Supply Chain Sustainability: What a Difference a Day Makes
Canadian office supply retailer Grand & Toy sells 48-hour delivery as a sustainable go-to-market philosophy. And customers are buying it.
Green leanings are manifest everywhere in the supply chain, from raw materials sourcing and product design to reverse logistics and asset recovery—and countless transportation and distribution touches in between. For some companies, such as Canadian office supply retailer Grand & Toy, using green to reduce costs, create new revenue, and attract customers is becoming a hallmark.
Toronto-based Grand & Toy has refashioned its corporate mission around sustainability. The company recently launched a “What a Difference a Day Makes” campaign to offer customers a more eco-friendly delivery option when placing orders.
On the surface, the new marketing gimmick is straightforward: allow businesses the opportunity to select 48-hour delivery instead of next-day service, thus improving order quality, shortening delivery routes, and reducing carbon footprint. But for Grand & Toy and its customers, the impact is far more penetrating.
The retailer operates one of the largest distribution networks in Canada, making 8.4 million deliveries in 2008 alone. This adds up to a lot of next-day miles. Recognizing an opportunity to make a difference, Grand & Toy’s supply chain and marketing departments worked together to brainstorm a customer-facing, value-added strategy underpinned by reducing carbon emissions.
A pilot program conducted in early 2009 proved the merit of offering customers a shipment priority choice. Grand & Toy anticipates it will ship 50 percent of all orders second-day by December 2009, with the long-term expectation that 48-hour delivery will become standard across its geographic footprint.
Before the retailer initiated the program, 48-hour and next-day delivery options were only available to online customers in certain populous regions. Now, customers located within a six-hour radius of major trading areas will have the eco-friendly option.
“We were exploring ways we could make our supply chain more efficient. Now it’s blossoming into a supply chain sustainability platform for our entire Canadian distribution network,” says Kevin Edwards, vice president of marketing, Grand & Toy.
“Our biggest weakness is our carbon footprint,” he adds. “Our trucks deliver to thousands of addresses every day. We offer a solution to our customers and they make that decision voluntarily. It creates a stronger sense of partnership around sustainability.”
CHALLENGING THE STATUS QUO
Posing such a simple question to customers has yielded overwhelming and surprising reception. Grand & Toy is essentially challenging the existing paradigm of next-day delivery.
“We had never looked at the operating rules of our business to determine whether they match those of our customers,” says John Scheel, vice president of supply chain, Grand & Toy.
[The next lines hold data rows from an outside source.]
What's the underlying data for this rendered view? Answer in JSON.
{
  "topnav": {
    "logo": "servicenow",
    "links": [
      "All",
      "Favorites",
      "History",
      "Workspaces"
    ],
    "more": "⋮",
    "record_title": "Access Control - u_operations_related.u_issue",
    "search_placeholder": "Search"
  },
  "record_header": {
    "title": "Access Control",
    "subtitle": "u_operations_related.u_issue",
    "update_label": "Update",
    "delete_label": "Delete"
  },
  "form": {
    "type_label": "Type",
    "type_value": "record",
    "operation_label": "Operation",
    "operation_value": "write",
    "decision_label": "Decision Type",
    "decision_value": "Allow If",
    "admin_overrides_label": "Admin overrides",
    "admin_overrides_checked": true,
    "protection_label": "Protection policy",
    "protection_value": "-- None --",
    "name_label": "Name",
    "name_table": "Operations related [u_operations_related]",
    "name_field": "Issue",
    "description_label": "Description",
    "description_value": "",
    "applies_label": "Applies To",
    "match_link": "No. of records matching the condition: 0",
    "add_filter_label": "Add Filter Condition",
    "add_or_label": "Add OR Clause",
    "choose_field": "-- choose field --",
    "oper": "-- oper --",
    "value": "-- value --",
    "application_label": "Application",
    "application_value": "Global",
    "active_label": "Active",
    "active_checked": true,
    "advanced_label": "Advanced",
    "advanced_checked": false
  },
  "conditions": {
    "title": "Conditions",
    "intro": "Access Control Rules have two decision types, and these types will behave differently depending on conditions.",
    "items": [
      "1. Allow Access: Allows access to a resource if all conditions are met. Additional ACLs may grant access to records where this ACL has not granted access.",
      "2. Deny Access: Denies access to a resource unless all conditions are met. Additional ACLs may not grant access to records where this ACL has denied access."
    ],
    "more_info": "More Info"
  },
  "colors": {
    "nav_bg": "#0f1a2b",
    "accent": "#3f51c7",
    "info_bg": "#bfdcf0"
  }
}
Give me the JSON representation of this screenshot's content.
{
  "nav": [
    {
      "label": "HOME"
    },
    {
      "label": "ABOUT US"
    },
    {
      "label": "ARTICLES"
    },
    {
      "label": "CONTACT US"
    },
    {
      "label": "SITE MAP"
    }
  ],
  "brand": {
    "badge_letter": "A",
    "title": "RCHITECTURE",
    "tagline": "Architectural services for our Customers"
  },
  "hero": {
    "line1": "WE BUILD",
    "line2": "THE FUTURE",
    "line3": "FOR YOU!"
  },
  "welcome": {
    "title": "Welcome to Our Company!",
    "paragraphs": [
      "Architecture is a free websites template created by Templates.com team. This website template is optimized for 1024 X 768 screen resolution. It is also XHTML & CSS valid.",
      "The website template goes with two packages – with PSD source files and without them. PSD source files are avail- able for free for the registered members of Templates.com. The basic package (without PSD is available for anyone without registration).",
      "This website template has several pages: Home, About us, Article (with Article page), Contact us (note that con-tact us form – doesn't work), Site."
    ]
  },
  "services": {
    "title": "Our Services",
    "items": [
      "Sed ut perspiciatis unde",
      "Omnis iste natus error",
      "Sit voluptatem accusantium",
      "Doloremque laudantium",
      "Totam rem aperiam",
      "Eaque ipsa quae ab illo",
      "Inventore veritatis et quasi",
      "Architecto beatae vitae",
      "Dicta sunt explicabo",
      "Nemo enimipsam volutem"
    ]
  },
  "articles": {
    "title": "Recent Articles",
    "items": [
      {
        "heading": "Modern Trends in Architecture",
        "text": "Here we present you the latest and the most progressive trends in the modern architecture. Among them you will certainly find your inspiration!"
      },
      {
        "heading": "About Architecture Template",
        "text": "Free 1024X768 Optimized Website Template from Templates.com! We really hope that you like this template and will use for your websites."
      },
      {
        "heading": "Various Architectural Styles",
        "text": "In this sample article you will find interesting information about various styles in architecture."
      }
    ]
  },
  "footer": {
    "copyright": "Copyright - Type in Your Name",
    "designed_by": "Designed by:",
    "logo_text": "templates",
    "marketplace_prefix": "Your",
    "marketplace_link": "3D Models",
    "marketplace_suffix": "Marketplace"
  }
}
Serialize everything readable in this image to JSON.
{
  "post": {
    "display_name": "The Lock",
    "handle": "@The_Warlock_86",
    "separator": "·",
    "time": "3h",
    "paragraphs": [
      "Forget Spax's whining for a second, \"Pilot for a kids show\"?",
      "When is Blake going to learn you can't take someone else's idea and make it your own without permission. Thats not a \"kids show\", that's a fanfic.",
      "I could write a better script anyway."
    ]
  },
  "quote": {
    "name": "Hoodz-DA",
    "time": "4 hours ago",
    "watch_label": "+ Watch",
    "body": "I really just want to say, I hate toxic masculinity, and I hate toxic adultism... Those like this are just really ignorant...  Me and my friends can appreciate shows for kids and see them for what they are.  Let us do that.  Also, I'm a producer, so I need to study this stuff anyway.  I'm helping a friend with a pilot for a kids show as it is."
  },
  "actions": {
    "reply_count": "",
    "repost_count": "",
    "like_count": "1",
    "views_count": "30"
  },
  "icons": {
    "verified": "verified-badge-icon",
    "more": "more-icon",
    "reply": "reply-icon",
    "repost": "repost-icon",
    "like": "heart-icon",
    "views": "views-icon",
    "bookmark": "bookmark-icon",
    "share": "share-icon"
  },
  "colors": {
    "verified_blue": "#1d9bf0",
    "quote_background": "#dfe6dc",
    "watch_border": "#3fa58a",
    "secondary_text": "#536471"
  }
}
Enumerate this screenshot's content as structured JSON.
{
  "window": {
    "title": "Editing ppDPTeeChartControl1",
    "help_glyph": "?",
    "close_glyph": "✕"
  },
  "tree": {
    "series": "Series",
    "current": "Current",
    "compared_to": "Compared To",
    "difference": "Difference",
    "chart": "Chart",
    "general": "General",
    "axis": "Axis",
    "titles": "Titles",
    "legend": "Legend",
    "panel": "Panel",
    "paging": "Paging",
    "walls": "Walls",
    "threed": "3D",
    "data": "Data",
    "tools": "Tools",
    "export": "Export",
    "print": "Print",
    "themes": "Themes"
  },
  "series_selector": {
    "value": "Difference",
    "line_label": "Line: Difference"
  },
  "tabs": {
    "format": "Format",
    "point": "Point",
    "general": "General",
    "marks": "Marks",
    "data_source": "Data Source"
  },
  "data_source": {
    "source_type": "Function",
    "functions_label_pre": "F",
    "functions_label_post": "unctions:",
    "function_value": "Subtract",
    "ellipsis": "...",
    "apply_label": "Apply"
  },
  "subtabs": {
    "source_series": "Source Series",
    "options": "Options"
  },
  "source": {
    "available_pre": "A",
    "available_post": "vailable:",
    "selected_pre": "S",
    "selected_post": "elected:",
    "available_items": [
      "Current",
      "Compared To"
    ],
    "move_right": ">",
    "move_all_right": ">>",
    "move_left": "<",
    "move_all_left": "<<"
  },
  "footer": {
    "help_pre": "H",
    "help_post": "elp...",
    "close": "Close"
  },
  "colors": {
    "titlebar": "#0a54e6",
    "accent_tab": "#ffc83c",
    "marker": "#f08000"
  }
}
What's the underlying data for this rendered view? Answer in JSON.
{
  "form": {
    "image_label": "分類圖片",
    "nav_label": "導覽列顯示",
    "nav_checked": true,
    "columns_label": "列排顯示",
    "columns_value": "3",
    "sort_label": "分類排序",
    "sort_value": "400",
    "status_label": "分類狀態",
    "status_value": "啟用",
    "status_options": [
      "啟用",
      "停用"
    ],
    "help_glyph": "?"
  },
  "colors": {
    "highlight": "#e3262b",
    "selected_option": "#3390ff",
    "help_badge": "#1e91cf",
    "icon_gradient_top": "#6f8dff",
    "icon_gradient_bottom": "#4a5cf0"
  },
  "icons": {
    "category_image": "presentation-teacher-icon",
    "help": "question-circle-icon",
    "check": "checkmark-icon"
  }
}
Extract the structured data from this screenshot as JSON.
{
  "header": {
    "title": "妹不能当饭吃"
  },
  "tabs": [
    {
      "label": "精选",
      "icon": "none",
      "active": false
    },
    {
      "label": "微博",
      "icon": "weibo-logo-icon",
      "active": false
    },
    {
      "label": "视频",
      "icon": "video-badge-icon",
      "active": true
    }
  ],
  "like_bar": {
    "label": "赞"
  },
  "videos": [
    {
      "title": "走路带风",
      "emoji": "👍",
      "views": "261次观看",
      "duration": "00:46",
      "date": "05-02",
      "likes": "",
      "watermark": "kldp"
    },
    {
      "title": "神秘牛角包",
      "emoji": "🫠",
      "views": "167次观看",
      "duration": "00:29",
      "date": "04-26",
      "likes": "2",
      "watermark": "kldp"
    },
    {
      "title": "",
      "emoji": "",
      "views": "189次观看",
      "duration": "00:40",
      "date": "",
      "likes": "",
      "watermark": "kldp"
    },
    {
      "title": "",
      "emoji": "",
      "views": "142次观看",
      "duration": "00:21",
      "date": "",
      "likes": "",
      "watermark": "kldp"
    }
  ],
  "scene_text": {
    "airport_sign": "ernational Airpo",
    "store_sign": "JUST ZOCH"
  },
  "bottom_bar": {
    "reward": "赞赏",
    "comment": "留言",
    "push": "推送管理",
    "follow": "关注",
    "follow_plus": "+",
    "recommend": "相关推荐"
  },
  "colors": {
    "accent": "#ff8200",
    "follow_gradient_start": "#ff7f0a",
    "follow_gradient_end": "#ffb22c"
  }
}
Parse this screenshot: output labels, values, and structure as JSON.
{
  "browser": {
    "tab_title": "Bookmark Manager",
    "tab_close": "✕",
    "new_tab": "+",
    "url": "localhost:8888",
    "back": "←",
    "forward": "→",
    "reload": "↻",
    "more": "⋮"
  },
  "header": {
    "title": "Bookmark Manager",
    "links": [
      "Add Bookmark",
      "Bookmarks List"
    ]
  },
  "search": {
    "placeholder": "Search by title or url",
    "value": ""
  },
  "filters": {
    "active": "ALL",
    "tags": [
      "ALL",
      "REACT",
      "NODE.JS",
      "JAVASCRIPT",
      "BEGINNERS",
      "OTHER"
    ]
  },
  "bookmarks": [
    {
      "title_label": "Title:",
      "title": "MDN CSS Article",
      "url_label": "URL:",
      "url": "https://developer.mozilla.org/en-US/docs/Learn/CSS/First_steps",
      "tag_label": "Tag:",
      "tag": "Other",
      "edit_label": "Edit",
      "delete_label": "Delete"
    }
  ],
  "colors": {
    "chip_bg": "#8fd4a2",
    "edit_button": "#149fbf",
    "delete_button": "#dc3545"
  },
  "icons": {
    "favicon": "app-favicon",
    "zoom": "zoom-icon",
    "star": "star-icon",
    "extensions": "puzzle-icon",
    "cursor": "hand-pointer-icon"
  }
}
The company’s green campaign creates a passive entrée into learning more about customers—their expectations, perceived demands, and actual needs. The intrinsic value of encouraging businesses to reconsider their purchasing needs and transportation requirements touches many points within Grand & Toy’s enterprise as well.
“In terms of transportation, we offer 24-hour guaranteed delivery for next-day orders, so we have no alternative but to use 100 percent of our fleet to fulfill these shipments,” adds Scheel.
With its second-day delivery option, Grand & Toy can add density to outbound transport movements, using other transportation options and partners as necessary, to be more efficient and productive.
“We were operating with a 100-percent fixed-asset base because of delivery need. Many customers who were already receiving UPS deliveries wondered why we didn’t piggyback with them,” says Scheel. “Now we can optimize our private fleet when and where we need it.”
In the warehouse, the advantages are equally transparent. By lagging inventory an extra day, Grand & Toy has batches ready to pick, instead of waiting for stock to incrementally build up. This allows the company to better allocate dedicated resources to manage more predictive flow. In some of its larger facilities, Grand & Toy has been able to eliminate an entire eight-hour production shift.
More than anything else, Grand & Toy is building mindshare with its customers and driving internal visibility and collaboration around its green marketing campaign.
“We’re helping customers work toward a right-day delivery model as they think about how and when they place orders and maximize deliveries,” says Edwards.
For some larger customers, Grand & Toy is able to capture ordering patterns and determine how to optimize future procurement with better planning.
Beyond that, the campaign stimulates a more productive conversation between the retailer and its customers. “If a client’s RFP calls for 24-hour, full-service delivery, we can engage them with the 48-hour program,” says Edwards. “The client can then look at its own purchasing and consider why someone is ordering a certain supply every day.”
Another benefit is the communication cultivated among internal operating departments—business development, finance, marketing, and supply chain, among other areas. Everyone is looking at barriers to cost control throughout the organization; everyone has a seat at the table; and “every dollar we save in the supply chain flows to marketing or the customer. That is how you grow your brand,” says Edwards.
This communication also impacts other parts of the enterprise—for example, managing corporate policies across operating demographics. In the past, Grand & Toy handled returns inconsistently throughout Canada. It needed to make the process more predictable to better manage expectations and service levels.
“Sending a unified message was important,” adds Edwards. “In partnership with supply chain and sales, we established and implemented procedures and training for our sales team. We all came together to help streamline the returns process and establish clearer guidelines for customers.”
Increasingly, Grand & Toy and its many customers recognize the cascading impact and value sustainable efforts can bring to their respective supply chains. But it can’t be static, and businesses need to continue pushing the green envelope.
“We don’t put numbers up on the board and strive to meet them because that limits our potential. Who knows what those numbers can be?” says Edwards.
To that end, neither Edwards nor Scheel perceive Grand & Toy’s sustainability platform as simply a root to better cost control. Instead they see it as a new underpinning for the brand.
“We’ve taken sustainability and brought it to life,” Edwards says. “We’re living green.”